Zur Handlung: Die Anhänger des soeben verstorbenen ungarischen Reichsverwesers János Hunyadi erwarten König Ladislaus V. auf der Burg Nándorfehérvár in Belgrad. Sie fürchten die Intrigen von dessen Berater Ulrik Cillei. Der König wird sodann von László Hunyadi mit allen Ehren empfangen, aber die Ungarn verwehren den deutschen Söldnern des Königs den Einlass in die Burg, worauf der König seinem Berater Cillei Vollmacht erteilt, die Hunyadis zu verhaften. Als Cillei den unbewaffneten László angreift wird der Despot von dessen Anhängern getötet. In der Familienburg der Hunyadis in Temesvar erwarten die Hofdamen von Erzsébet Szilágyi, der Mutter der beiden Hunyadis, mit Spannung die Ankunft des Königs. Doch die verwitwete Mutter wird von düsteren Vorahnungen geplagt und sieht in einer Vision die Hinrichtung ihres älteren Sohnes und bricht zusammen. Der König erscheint und ist sofort von den Liebreizen von Mária Gara, der Braut László Hunyadis angetan. Der Palatin Miklós Gara, ihr Vater, aber sieht nun seine Zeit reif, um den verhassten König zu stürzen und selbst die Macht zu übernehmen. Er behauptet, die Hunyadis wollten den König töten, verspricht dem Souverän die Hand seiner Tochter Mária und erhält die Erlaubnis, László gefangen zu nehmen. Die Intrige gelingt. László wird mit einem Trauermarsch zum Schafott geführt. Erzsébet fleht um Gnade für ihren Sohn. Dreimal schlägt der Henker vergeblich zu, doch das Haupt wird nicht abgetrennt.

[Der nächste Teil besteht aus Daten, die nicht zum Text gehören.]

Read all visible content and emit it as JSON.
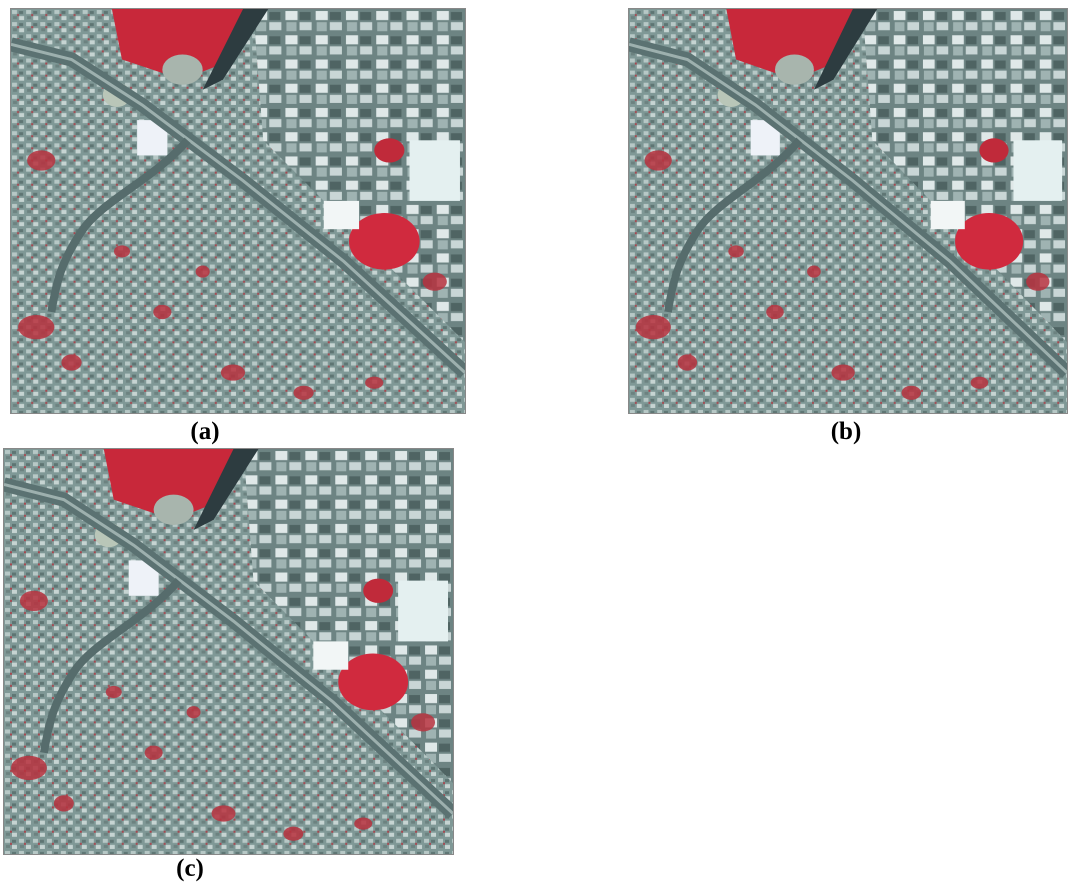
{
  "figure": {
    "panels": [
      {
        "caption": "(a)"
      },
      {
        "caption": "(b)"
      },
      {
        "caption": "(c)"
      }
    ]
  }
}
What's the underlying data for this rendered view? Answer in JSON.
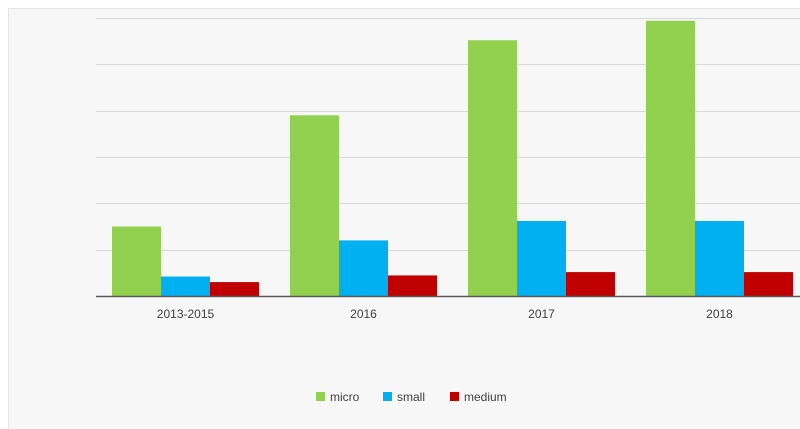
{
  "chart_data": {
    "type": "bar",
    "categories": [
      "2013-2015",
      "2016",
      "2017",
      "2018"
    ],
    "series": [
      {
        "name": "micro",
        "values": [
          12.5,
          32.5,
          46,
          49.5
        ],
        "color": "#92d050"
      },
      {
        "name": "small",
        "values": [
          3.5,
          10,
          13.5,
          13.5
        ],
        "color": "#00b0f0"
      },
      {
        "name": "medium",
        "values": [
          2.5,
          3.7,
          4.3,
          4.3
        ],
        "color": "#c00000"
      }
    ],
    "ylim": [
      0,
      50
    ],
    "grid": true,
    "legend_position": "bottom"
  }
}
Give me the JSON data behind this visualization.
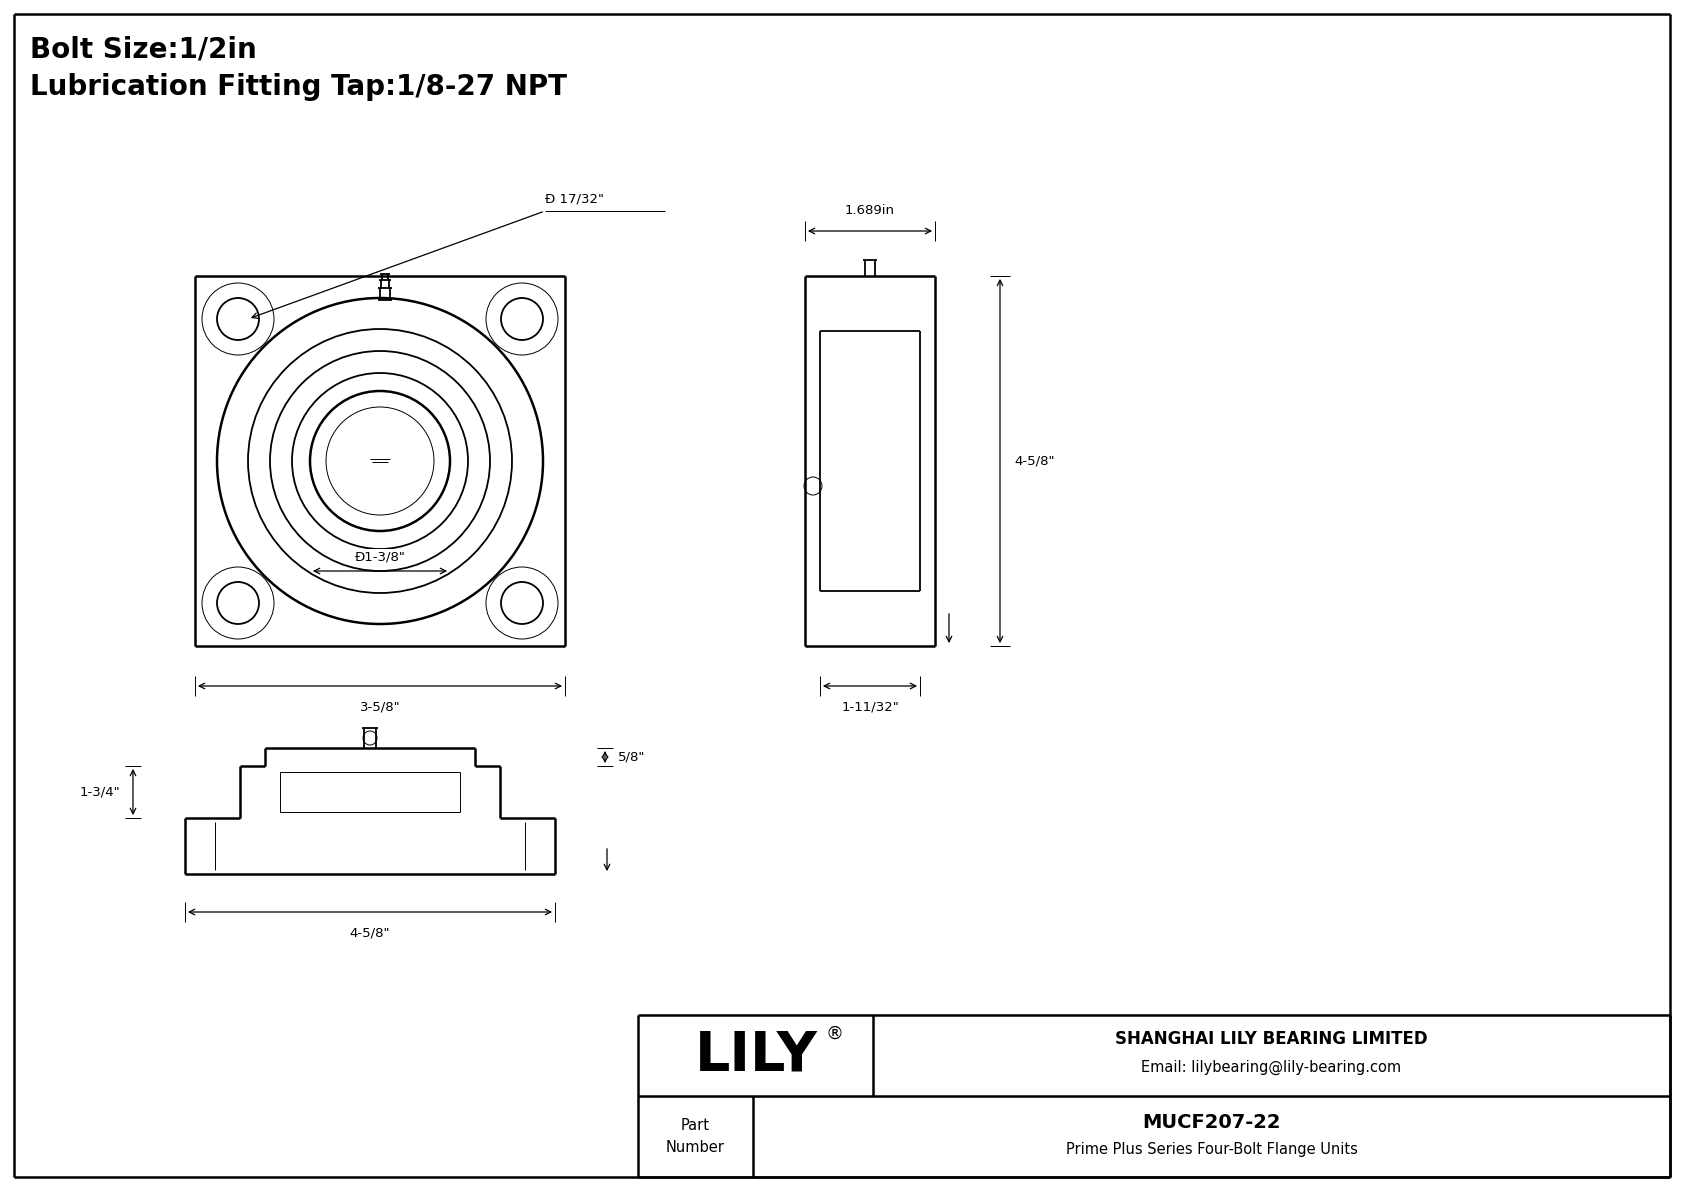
{
  "title_line1": "Bolt Size:1/2in",
  "title_line2": "Lubrication Fitting Tap:1/8-27 NPT",
  "line_color": "#000000",
  "bg_color": "#ffffff",
  "company": "SHANGHAI LILY BEARING LIMITED",
  "email": "Email: lilybearing@lily-bearing.com",
  "part_number": "MUCF207-22",
  "part_desc": "Prime Plus Series Four-Bolt Flange Units",
  "brand": "LILY",
  "brand_reg": "®",
  "dim_bolt_hole": "Ð 17/32\"",
  "dim_bore": "Ð1-3/8\"",
  "dim_width_front": "3-5/8\"",
  "dim_height_side": "4-5/8\"",
  "dim_depth_top": "1.689in",
  "dim_depth_bot": "1-11/32\"",
  "dim_step_h": "5/8\"",
  "dim_width_bot": "4-5/8\"",
  "dim_base_h": "1-3/4\""
}
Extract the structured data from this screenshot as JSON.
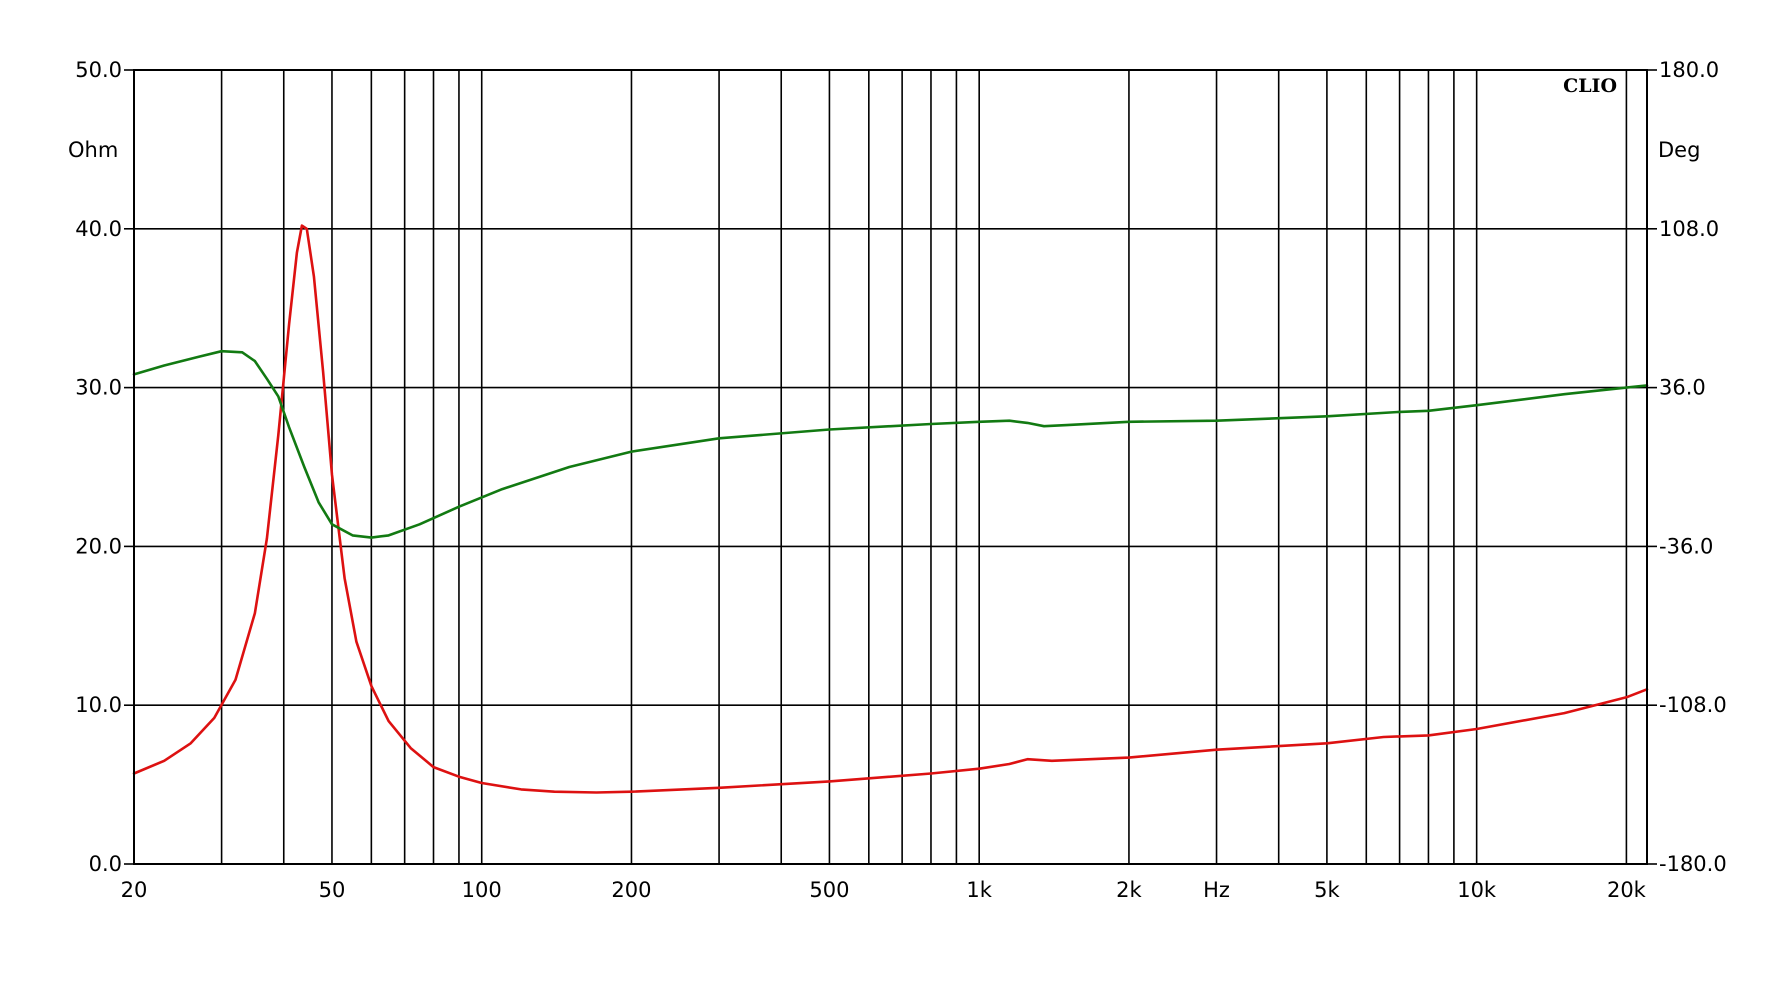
{
  "chart_data": {
    "type": "line",
    "brand": "CLIO",
    "x_scale": "log",
    "xlim": [
      20,
      22000
    ],
    "x_ticks": [
      {
        "v": 20,
        "label": "20"
      },
      {
        "v": 50,
        "label": "50"
      },
      {
        "v": 100,
        "label": "100"
      },
      {
        "v": 200,
        "label": "200"
      },
      {
        "v": 500,
        "label": "500"
      },
      {
        "v": 1000,
        "label": "1k"
      },
      {
        "v": 2000,
        "label": "2k"
      },
      {
        "v": 5000,
        "label": "5k"
      },
      {
        "v": 10000,
        "label": "10k"
      },
      {
        "v": 20000,
        "label": "20k"
      }
    ],
    "x_unit": {
      "v": 3000,
      "label": "Hz"
    },
    "grid": true,
    "y_left": {
      "unit": "Ohm",
      "range": [
        0,
        50
      ],
      "ticks": [
        "0.0",
        "10.0",
        "20.0",
        "30.0",
        "40.0",
        "50.0"
      ]
    },
    "y_right": {
      "unit": "Deg",
      "range": [
        -180,
        180
      ],
      "ticks": [
        "-180.0",
        "-108.0",
        "-36.0",
        "36.0",
        "108.0",
        "180.0"
      ]
    },
    "series": [
      {
        "axis": "left",
        "color": "#dd1111",
        "points": [
          [
            20,
            5.7
          ],
          [
            23,
            6.5
          ],
          [
            26,
            7.6
          ],
          [
            29,
            9.2
          ],
          [
            32,
            11.6
          ],
          [
            35,
            15.8
          ],
          [
            37,
            20.5
          ],
          [
            39,
            27.0
          ],
          [
            41,
            34.0
          ],
          [
            42.5,
            38.5
          ],
          [
            43.5,
            40.2
          ],
          [
            44.5,
            40.0
          ],
          [
            46,
            37.0
          ],
          [
            48,
            31.0
          ],
          [
            50,
            24.5
          ],
          [
            53,
            18.0
          ],
          [
            56,
            14.0
          ],
          [
            60,
            11.2
          ],
          [
            65,
            9.0
          ],
          [
            72,
            7.3
          ],
          [
            80,
            6.1
          ],
          [
            90,
            5.5
          ],
          [
            100,
            5.1
          ],
          [
            120,
            4.7
          ],
          [
            140,
            4.55
          ],
          [
            170,
            4.5
          ],
          [
            200,
            4.55
          ],
          [
            300,
            4.8
          ],
          [
            500,
            5.2
          ],
          [
            800,
            5.7
          ],
          [
            1000,
            6.0
          ],
          [
            1150,
            6.3
          ],
          [
            1250,
            6.6
          ],
          [
            1400,
            6.5
          ],
          [
            2000,
            6.7
          ],
          [
            3000,
            7.2
          ],
          [
            5000,
            7.6
          ],
          [
            6500,
            8.0
          ],
          [
            8000,
            8.1
          ],
          [
            10000,
            8.5
          ],
          [
            15000,
            9.5
          ],
          [
            20000,
            10.5
          ],
          [
            22000,
            11.0
          ]
        ]
      },
      {
        "axis": "right",
        "color": "#127a12",
        "points": [
          [
            20,
            42
          ],
          [
            23,
            46
          ],
          [
            27,
            50
          ],
          [
            30,
            52.5
          ],
          [
            33,
            52
          ],
          [
            35,
            48
          ],
          [
            37,
            40
          ],
          [
            39,
            32
          ],
          [
            41,
            18
          ],
          [
            44,
            0
          ],
          [
            47,
            -16
          ],
          [
            50,
            -26
          ],
          [
            55,
            -31
          ],
          [
            60,
            -32
          ],
          [
            65,
            -31
          ],
          [
            75,
            -26
          ],
          [
            90,
            -18
          ],
          [
            110,
            -10
          ],
          [
            150,
            0
          ],
          [
            200,
            7
          ],
          [
            300,
            13
          ],
          [
            500,
            17
          ],
          [
            800,
            19.5
          ],
          [
            1000,
            20.5
          ],
          [
            1150,
            21
          ],
          [
            1250,
            20
          ],
          [
            1350,
            18.5
          ],
          [
            1500,
            19
          ],
          [
            2000,
            20.5
          ],
          [
            3000,
            21
          ],
          [
            5000,
            23
          ],
          [
            7000,
            25
          ],
          [
            8000,
            25.5
          ],
          [
            10000,
            28
          ],
          [
            15000,
            33
          ],
          [
            20000,
            36
          ],
          [
            22000,
            37
          ]
        ]
      }
    ]
  }
}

Erzsébet glaubt darin den Willen Gottes zu erkennen, doch der König winkt dem Henker noch einmal zu und beim vierten Mal fällt Lászlós Haupt schließlich zu Boden.

 

 

Regisseur und Intendant Szilveszter Ókovács gelang es dem Publikum die komplizierte Handlung in nachvollziehbaren spannenden Bildern vorzuführen. Wie bereits in der letzten Inszenierung dieser Oper wurde auch dieses Mal die Rolle des jungen Mátyás aufgeteilt. Auf der Bühne agierte Jonatán Bernát Emri als 13.-jähriger Mátyás, während sein Part von der für die erkrankte Gabriella Balga eingesprungene Melinda Heiter am Bühnenrand stehend vom Blatt gesungen wurde. Tamás Solymosi verantwortete die stimmige Choreografie der, ungarisches Flair beschwörenden, Hochzeitstänze im dritten Akt. Die farbenprächtige historisierende Ausstattung besorgte Krisztina Lisztopád. Sensibel beleuchtet wurden die einzelnen Akte von Tamás Pillinger. In musikalischer Hinsicht gelang es Balázs Kocsár als Dirigent am Pult des Orchesters der ungarischen Staatsoper die farbige Pracht dieser Bel Canto lastigen und von ungarischer Volksmusik durchzogenen Oper in allen Nuancen funkelnd erstrahlen zu lassen. Und auch der Chor der ungarischen Staatsoper sang bei dieser Nationaloper unter der verdienten Leitung von Gábor Csiki auf höchstem Niveau.

 

 

Klára Kolonits bot ein tränenerschütterndes Erlebnis als Erzsébet Szilágyi. Spielerisch bewältigte sie die mit halsbrecherischen Koloraturen überreich ausgestattete Partie. Sie hielt auch eine beeindruckende Balance in der Darstellung der besorgten Mutter und ihrer Würde als Witwe des letzten ungarischen Reichsverwesers. Erika Miklósa als Mária Gara, der Verlobten von Hunyadi László, hatte zwar etwas weniger zu singen, aber ihre Cabaletta bei der Hochzeitsfeier, gleichfalls mit äußerst anspruchsvollen Koloraturen gespickt, erinnerte an ihre großen Zeiten als Oscar im Maskenball. Szabolcs Brickner gefiel in der Titelrolle und er sang über weite Strecken ohne Kraftanstrengung auf Linie. Dániel Pataky konnte seine Habsburger Herkunft in der Rolle von König Ladislaus V. dadurch zum Ausdruck bringen, dass er an einigen Stellen Deutsch zu singen hatte.

 

 

Mit viel Gefühl trug er seine lyrische Cabaletta „Tündér, te bájos, szép Máriám!“ (du liebliche Elfe, meine schöne Maria!) vor. András Palerdi gefiel als intriganter Höfling Ulrik Cillei mit markigem Bass. Gábor Bretz als Palatin Miklós Gara war der Bösewicht der Oper par excellence mit seinem dunklen und eindringlichen Bassbariton. In dieser Fassung wurde die Rolle von Mihály Szilágyi, des Bruders von Erzsébet, gestrichen. Rollengerecht ergänzte noch der junge Attila Erdős als Rozgonyi, Offizier und Freund Hunyadi Lászlós mit noblem Bariton. Das begeisterte Publikum schenkte den verdienten Interpreten dieser Nationaloper, deren Beginn um 11 Uhr vormittags war, zu einer Zeit also, in der Sänger oft noch nicht in Topform sind, begeisterten Beifall, dem sich der Rezensent mit Freuden anschließen konnte. Bravo!

 

                                                                                           

Harald Lacina, 30.3.                                       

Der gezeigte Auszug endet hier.